On the topic of self-licensing, it also suggested an alternative lens that “licensed and self-licensed” could be a model of agent versus principal licensee, although it flagged this as a conceptual idea rather than a request for a legislative amendment.
The current usage of the two terms, particularly within the FSC’s paper, is “problematic” as it obscures the varying governance, accountability and decision-making capabilities between different AFSLs.
Under Assured Support’s recommendation:
- In a principal model, the advisers themselves influence or control governance and are embedded in the decision-making of the business.
- In an agent model, advisers provide services under a licence held by an unrelated entity, with centralised oversight but less day-to-day involvement in operations.

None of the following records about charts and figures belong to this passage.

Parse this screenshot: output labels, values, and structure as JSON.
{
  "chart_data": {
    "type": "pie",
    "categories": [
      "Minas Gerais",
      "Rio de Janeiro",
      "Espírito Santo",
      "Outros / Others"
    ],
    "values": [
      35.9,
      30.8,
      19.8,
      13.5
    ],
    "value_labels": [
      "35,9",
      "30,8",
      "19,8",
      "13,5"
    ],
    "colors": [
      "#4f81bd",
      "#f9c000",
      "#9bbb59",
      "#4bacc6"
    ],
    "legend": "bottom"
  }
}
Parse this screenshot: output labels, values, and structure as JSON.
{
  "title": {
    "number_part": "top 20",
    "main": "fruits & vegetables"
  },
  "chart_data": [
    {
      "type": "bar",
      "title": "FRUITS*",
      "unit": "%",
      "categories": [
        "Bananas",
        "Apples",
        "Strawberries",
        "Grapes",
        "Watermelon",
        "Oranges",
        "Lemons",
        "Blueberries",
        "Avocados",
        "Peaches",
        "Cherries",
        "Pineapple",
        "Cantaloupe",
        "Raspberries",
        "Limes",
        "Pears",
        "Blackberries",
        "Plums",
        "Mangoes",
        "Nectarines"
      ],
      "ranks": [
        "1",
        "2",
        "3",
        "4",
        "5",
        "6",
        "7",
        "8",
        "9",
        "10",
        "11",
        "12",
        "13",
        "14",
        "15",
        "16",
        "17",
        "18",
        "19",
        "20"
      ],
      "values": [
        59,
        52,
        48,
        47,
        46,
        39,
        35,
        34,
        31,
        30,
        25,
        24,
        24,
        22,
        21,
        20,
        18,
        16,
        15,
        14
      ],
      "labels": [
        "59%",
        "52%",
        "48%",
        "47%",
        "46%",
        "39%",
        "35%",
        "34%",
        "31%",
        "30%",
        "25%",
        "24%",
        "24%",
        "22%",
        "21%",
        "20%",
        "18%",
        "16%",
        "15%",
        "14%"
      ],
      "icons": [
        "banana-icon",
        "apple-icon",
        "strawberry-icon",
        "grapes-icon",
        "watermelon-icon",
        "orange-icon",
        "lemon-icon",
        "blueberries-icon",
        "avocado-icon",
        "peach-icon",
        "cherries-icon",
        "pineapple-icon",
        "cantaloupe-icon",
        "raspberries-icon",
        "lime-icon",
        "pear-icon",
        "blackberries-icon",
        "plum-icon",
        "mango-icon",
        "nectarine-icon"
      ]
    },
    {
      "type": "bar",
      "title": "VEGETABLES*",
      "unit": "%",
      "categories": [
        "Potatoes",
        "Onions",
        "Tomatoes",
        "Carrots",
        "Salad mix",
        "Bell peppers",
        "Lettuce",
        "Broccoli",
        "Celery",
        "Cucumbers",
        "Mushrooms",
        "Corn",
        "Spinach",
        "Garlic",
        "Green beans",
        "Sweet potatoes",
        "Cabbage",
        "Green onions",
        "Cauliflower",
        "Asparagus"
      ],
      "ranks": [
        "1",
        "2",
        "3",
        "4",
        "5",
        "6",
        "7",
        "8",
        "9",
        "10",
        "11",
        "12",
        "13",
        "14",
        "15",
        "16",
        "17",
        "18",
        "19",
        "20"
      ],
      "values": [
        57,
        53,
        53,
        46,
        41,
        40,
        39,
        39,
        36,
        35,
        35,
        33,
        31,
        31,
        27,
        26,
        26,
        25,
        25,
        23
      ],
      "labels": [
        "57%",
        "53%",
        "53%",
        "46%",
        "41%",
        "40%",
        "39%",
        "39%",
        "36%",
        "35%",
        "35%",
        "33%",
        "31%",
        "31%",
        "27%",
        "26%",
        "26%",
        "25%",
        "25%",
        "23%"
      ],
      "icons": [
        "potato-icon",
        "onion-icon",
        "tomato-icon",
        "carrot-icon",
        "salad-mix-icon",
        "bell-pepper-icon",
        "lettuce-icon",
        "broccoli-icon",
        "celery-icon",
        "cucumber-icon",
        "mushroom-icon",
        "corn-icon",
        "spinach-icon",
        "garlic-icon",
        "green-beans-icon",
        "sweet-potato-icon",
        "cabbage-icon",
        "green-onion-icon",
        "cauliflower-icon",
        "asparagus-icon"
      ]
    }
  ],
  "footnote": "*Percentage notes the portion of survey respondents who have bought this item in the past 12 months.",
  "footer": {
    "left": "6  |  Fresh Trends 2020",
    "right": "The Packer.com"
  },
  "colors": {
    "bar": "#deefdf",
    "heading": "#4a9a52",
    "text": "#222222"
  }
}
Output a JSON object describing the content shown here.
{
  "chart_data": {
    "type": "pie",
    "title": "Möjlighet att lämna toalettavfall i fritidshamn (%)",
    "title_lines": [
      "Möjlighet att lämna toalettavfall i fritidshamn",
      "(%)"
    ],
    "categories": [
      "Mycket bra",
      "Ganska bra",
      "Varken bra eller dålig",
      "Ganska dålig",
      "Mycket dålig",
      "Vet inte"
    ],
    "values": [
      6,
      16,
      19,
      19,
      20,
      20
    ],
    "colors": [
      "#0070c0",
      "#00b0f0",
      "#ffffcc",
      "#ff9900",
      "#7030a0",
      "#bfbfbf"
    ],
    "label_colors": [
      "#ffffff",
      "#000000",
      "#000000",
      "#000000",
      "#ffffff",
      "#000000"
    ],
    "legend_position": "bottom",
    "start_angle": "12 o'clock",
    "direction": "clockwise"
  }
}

The proposed naming convention would instead help to demonstrate why smaller licensees may have stronger oversight and fewer conflicts than larger ones, and avoid conflating the size of a licensee with its risk.
For example, the FSC paper implied self-licensed practices may face greater risk as they conduct compliance internally, but Assured Support countered many tend to have greater oversight as they outsource compliance to independent providers.
“[This proposed model] shifts the focus away from crude distinctions of size and structure and towards the fundamental determinants of risk and culture: who controls the licence, how decisions are made, and where accountability ultimately lies. By understanding licensees through this lens, policymakers can better target regulation to the risks inherent in each model, rather than perpetuating narratives that oversimplify and mischaracterise the industry.”
Successful reform, the paper concluded, would require continued collaboration between regulators, licensees and policymakers, as well as evidence-based proposals and a focus on prioritising client outcomes.
“If approached in this spirit, the current debate provides a rare opportunity not just to adjust the mechanics of licensing, but to reshape the culture and expectations of the entire sector.”